The victory over Leuven

The erection of the Meyboom is a tradition going back to 1213, when Brussels scored a major victory over its rival Leuven. There are several legends about the origin of the dispute (from a rocky marriage to a tax on beer). One thing is clear, however: Leuven lost and Brussels celebrated by erecting the Meyboom.

If the Meyboom is not up by 5 pm, the privilege passes to the people of Leuven. The Gardevils and the Buumdroegers do their utmost to protect the Meyboom against the lurking Leuven folk, who actually managed to escape with it in 1939. Fortunately, the good citizens of Brussels found a new one in time to save their honour.

So what happens?

The parade is held every year on 9 August, the day before St Laurent’s day.
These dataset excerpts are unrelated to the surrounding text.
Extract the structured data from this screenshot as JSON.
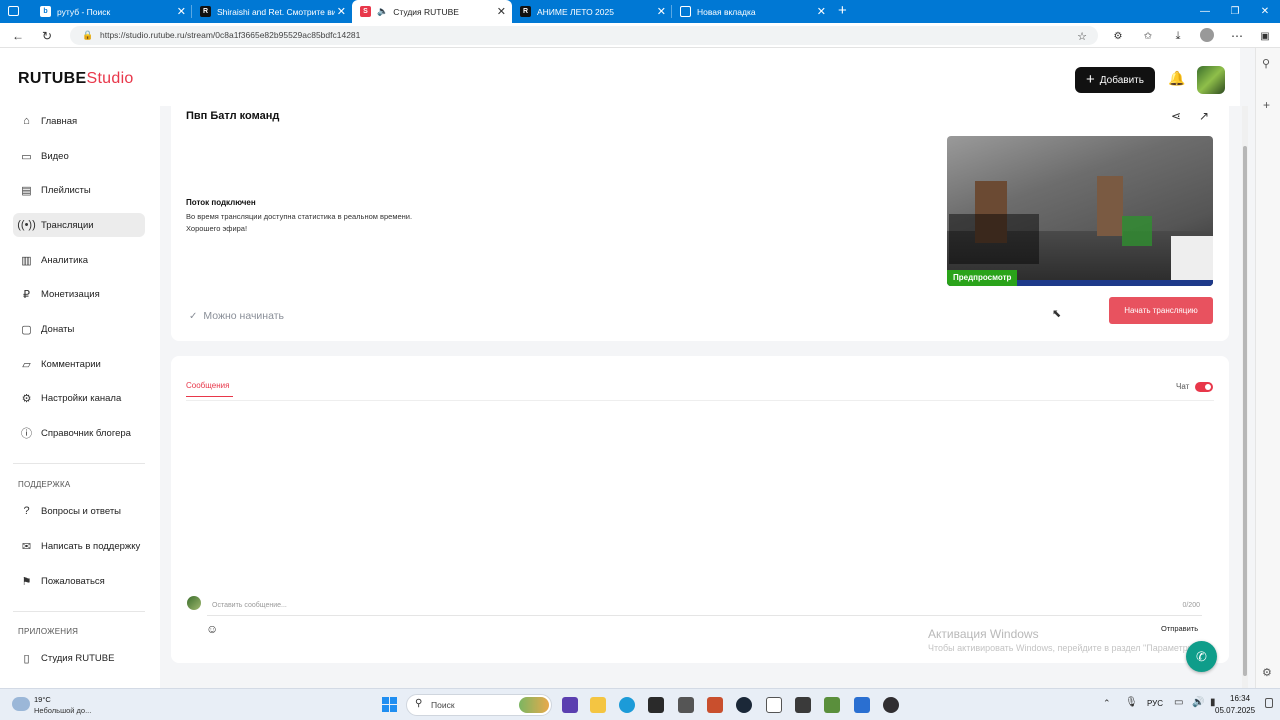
{
  "browser": {
    "tabs": [
      {
        "title": "рутуб - Поиск"
      },
      {
        "title": "Shiraishi and Ret. Смотрите вид"
      },
      {
        "title": "Студия RUTUBE"
      },
      {
        "title": "АНИМЕ ЛЕТО 2025"
      },
      {
        "title": "Новая вкладка"
      }
    ],
    "url": "https://studio.rutube.ru/stream/0c8a1f3665e82b95529ac85bdfc14281"
  },
  "header": {
    "logo_main": "RUTUBE",
    "logo_studio": "Studio",
    "add_label": "Добавить"
  },
  "sidebar": {
    "items": [
      {
        "label": "Главная",
        "icon": "home-icon"
      },
      {
        "label": "Видео",
        "icon": "video-icon"
      },
      {
        "label": "Плейлисты",
        "icon": "playlist-icon"
      },
      {
        "label": "Трансляции",
        "icon": "broadcast-icon"
      },
      {
        "label": "Аналитика",
        "icon": "analytics-icon"
      },
      {
        "label": "Монетизация",
        "icon": "money-icon"
      },
      {
        "label": "Донаты",
        "icon": "donate-icon"
      },
      {
        "label": "Комментарии",
        "icon": "comment-icon"
      },
      {
        "label": "Настройки канала",
        "icon": "gear-icon"
      },
      {
        "label": "Справочник блогера",
        "icon": "info-icon"
      }
    ],
    "support_title": "ПОДДЕРЖКА",
    "support_items": [
      {
        "label": "Вопросы и ответы"
      },
      {
        "label": "Написать в поддержку"
      },
      {
        "label": "Пожаловаться"
      }
    ],
    "apps_title": "ПРИЛОЖЕНИЯ",
    "apps_items": [
      {
        "label": "Студия RUTUBE"
      }
    ]
  },
  "stream": {
    "title": "Пвп Батл команд",
    "status_title": "Поток подключен",
    "status_line1": "Во время трансляции доступна статистика в реальном времени.",
    "status_line2": "Хорошего эфира!",
    "ready_label": "Можно начинать",
    "preview_badge": "Предпросмотр",
    "start_button": "Начать трансляцию"
  },
  "chat": {
    "tab_messages": "Сообщения",
    "toggle_label": "Чат",
    "input_placeholder": "Оставить сообщение...",
    "counter": "0/200",
    "send_label": "Отправить"
  },
  "watermark": {
    "line1": "Активация Windows",
    "line2": "Чтобы активировать Windows, перейдите в раздел \"Параметры\"."
  },
  "taskbar": {
    "weather_temp": "19°C",
    "weather_desc": "Небольшой до...",
    "search_label": "Поиск",
    "lang": "РУС",
    "time": "16:34",
    "date": "05.07.2025"
  },
  "colors": {
    "accent": "#e8374a",
    "browser_blue": "#0078d4"
  }
}
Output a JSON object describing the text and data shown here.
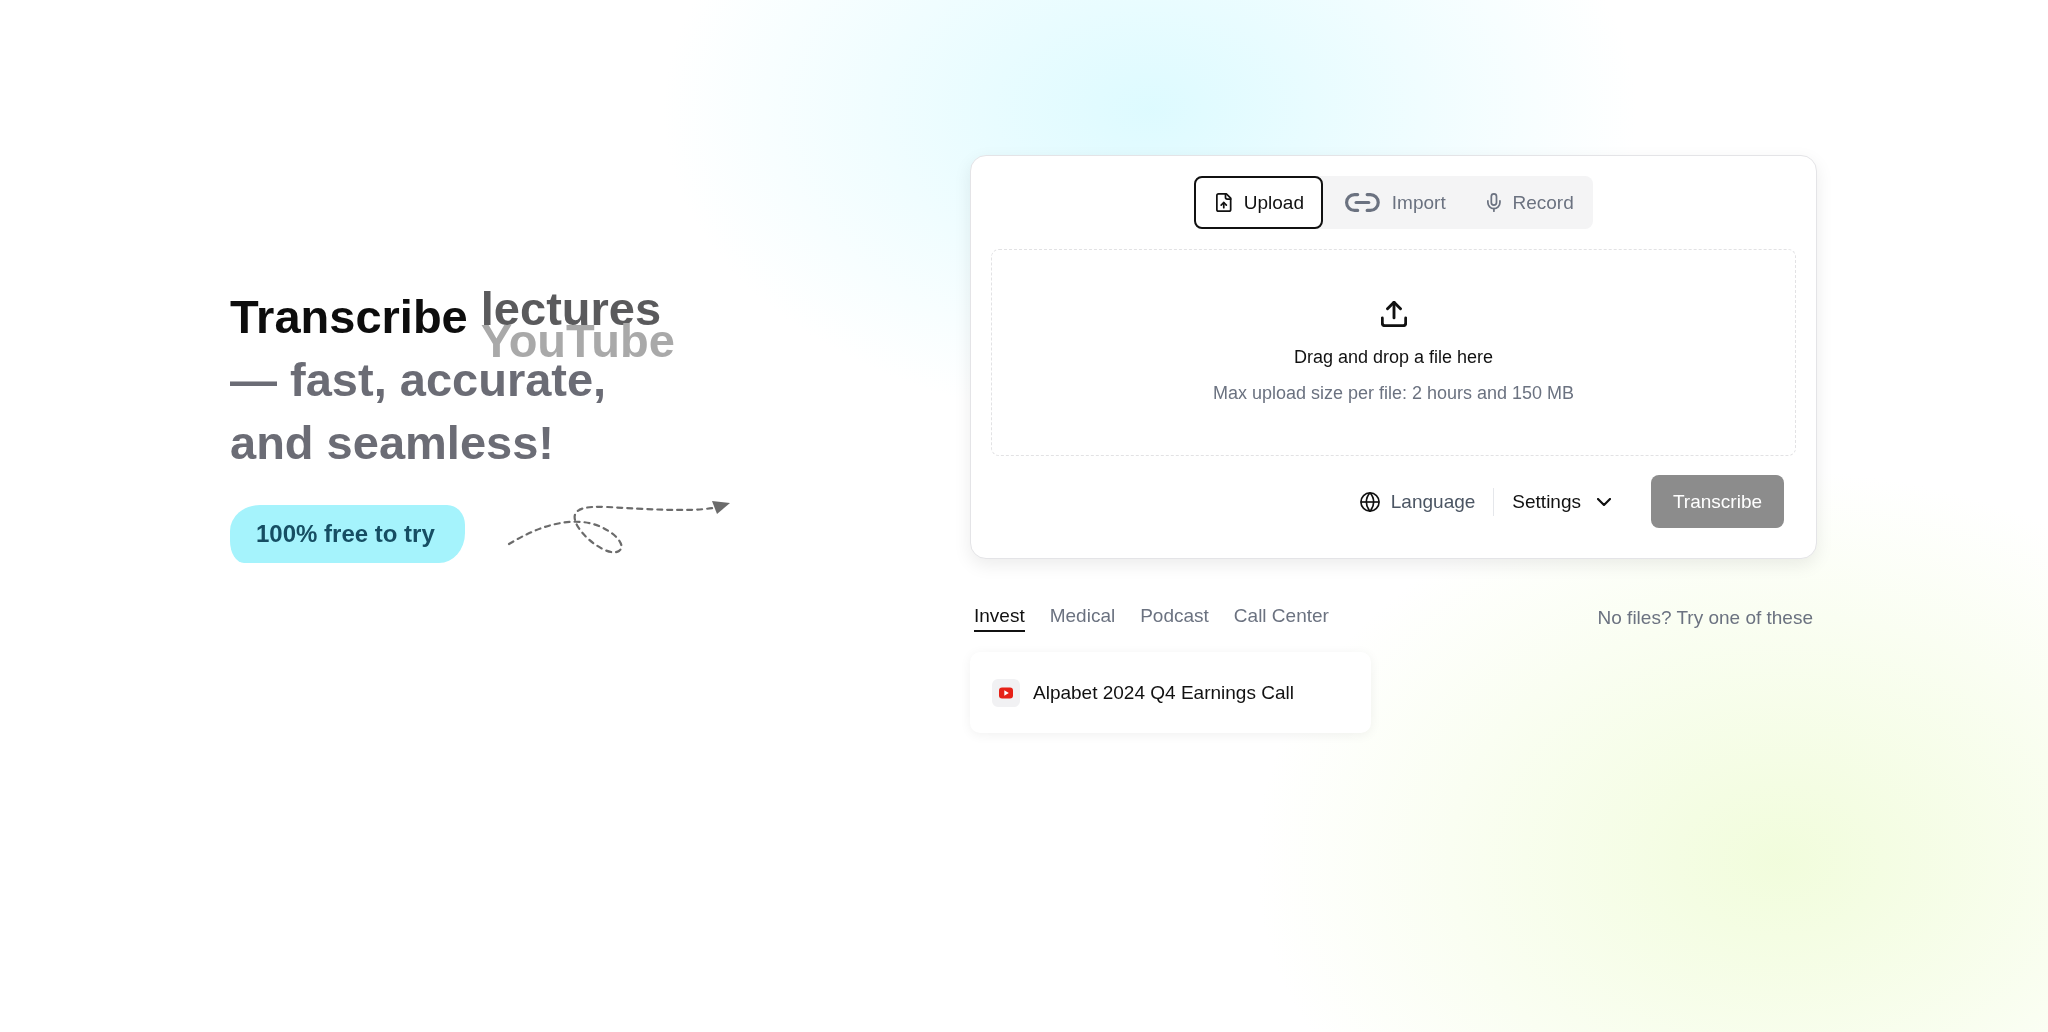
{
  "hero": {
    "heading": {
      "lead": "Transcribe",
      "rotating_words": [
        {
          "text": "lectures",
          "kind": "outgoing"
        },
        {
          "text": "YouTube",
          "kind": "incoming"
        }
      ],
      "tail": "— fast, accurate, and seamless!"
    },
    "badge": "100% free to try"
  },
  "upload_card": {
    "tabs": [
      {
        "label": "Upload",
        "kind": "upload",
        "selected": true
      },
      {
        "label": "Import",
        "kind": "import",
        "selected": false
      },
      {
        "label": "Record",
        "kind": "record",
        "selected": false
      }
    ],
    "dropzone": {
      "title": "Drag and drop a file here",
      "hint": "Max upload size per file: 2 hours and 150 MB"
    },
    "language_button": "Language",
    "settings_button": "Settings",
    "transcribe_button": {
      "label": "Transcribe",
      "disabled": true
    }
  },
  "samples": {
    "categories": [
      {
        "label": "Invest",
        "selected": true
      },
      {
        "label": "Medical",
        "selected": false
      },
      {
        "label": "Podcast",
        "selected": false
      },
      {
        "label": "Call Center",
        "selected": false
      }
    ],
    "hint": "No files? Try one of these",
    "items": [
      {
        "title": "Alpabet 2024 Q4 Earnings Call"
      }
    ]
  }
}
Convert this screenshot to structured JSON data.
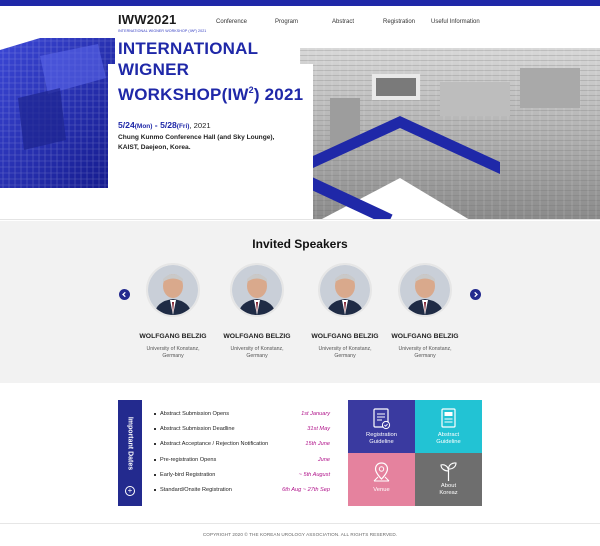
{
  "brand": {
    "title": "IWW2021",
    "subtitle": "INTERNATIONAL WIGNER WORKSHOP (IW²) 2021",
    "accent": "#1f28a8"
  },
  "nav": {
    "items": [
      "Conference",
      "Program",
      "Abstract",
      "Registration",
      "Useful Information"
    ]
  },
  "hero": {
    "title_line1": "INTERNATIONAL",
    "title_line2": "WIGNER",
    "title_line3_prefix": "WORKSHOP(IW",
    "title_line3_sup": "2",
    "title_line3_suffix": ") 2021",
    "date_start": "5/24",
    "date_start_day": "(Mon)",
    "date_sep": " - ",
    "date_end": "5/28",
    "date_end_day": "(Fri)",
    "date_year": ", 2021",
    "venue_line1": "Chung Kunmo Conference Hall (and Sky Lounge),",
    "venue_line2": "KAIST, Daejeon, Korea."
  },
  "speakers": {
    "title": "Invited Speakers",
    "items": [
      {
        "name": "WOLFGANG BELZIG",
        "aff1": "University of Konstanz,",
        "aff2": "Germany"
      },
      {
        "name": "WOLFGANG BELZIG",
        "aff1": "University of Konstanz,",
        "aff2": "Germany"
      },
      {
        "name": "WOLFGANG BELZIG",
        "aff1": "University of Konstanz,",
        "aff2": "Germany"
      },
      {
        "name": "WOLFGANG BELZIG",
        "aff1": "University of Konstanz,",
        "aff2": "Germany"
      }
    ]
  },
  "important_dates": {
    "label": "Important Dates",
    "rows": [
      {
        "label": "Abstract Submission Opens",
        "date": "1st January"
      },
      {
        "label": "Abstract Submission Deadline",
        "date": "31st May"
      },
      {
        "label": "Abstract Acceptance / Rejection Notification",
        "date": "15th June"
      },
      {
        "label": "Pre-registration Opens",
        "date": "June"
      },
      {
        "label": "Early-bird Registration",
        "date": "~ 5th August"
      },
      {
        "label": "Standard/Onsite Registration",
        "date": "6th Aug ~ 27th Sep"
      }
    ],
    "date_color": "#b0128a"
  },
  "tiles": {
    "registration": {
      "line1": "Registration",
      "line2": "Guideline",
      "color": "#3a3aa0",
      "icon": "document-check-icon"
    },
    "abstract": {
      "line1": "Abstract",
      "line2": "Guideline",
      "color": "#22c3d4",
      "icon": "document-list-icon"
    },
    "venue": {
      "line1": "Venue",
      "color": "#e5829e",
      "icon": "map-pin-icon"
    },
    "about": {
      "line1": "About",
      "line2": "Koreaz",
      "color": "#6e6e6e",
      "icon": "sprout-icon"
    }
  },
  "footer": {
    "copyright": "COPYRIGHT 2020 © THE KOREAN UROLOGY ASSOCIATION. ALL RIGHTS RESERVED."
  }
}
The Buumdroegers (who carry the Meyboom) choose a tree in the morning and, protected by the Gardevils, bring it to Rue des Sables, close to the Belgian Comic Strip CenterExternal link, passing through several taverns on the way.

The procession reaches its destination around 1:30 pm: the Buumdroegers carry the tree to Grand-Place, flanked by the companions of St Laurent, the brass band, the giants and their Poepedroegers, the cavaliers of the Wheel of Fortune and other folk groups. On Grand-Place the Meyboom is presented to the general public and to the great and the good of the city.

The procession then sets off towards the corner of Rue des Sables and Rue du Marais, where the tree has to be erected by 5 pm. If they succeed, the event is celebrated until dawn.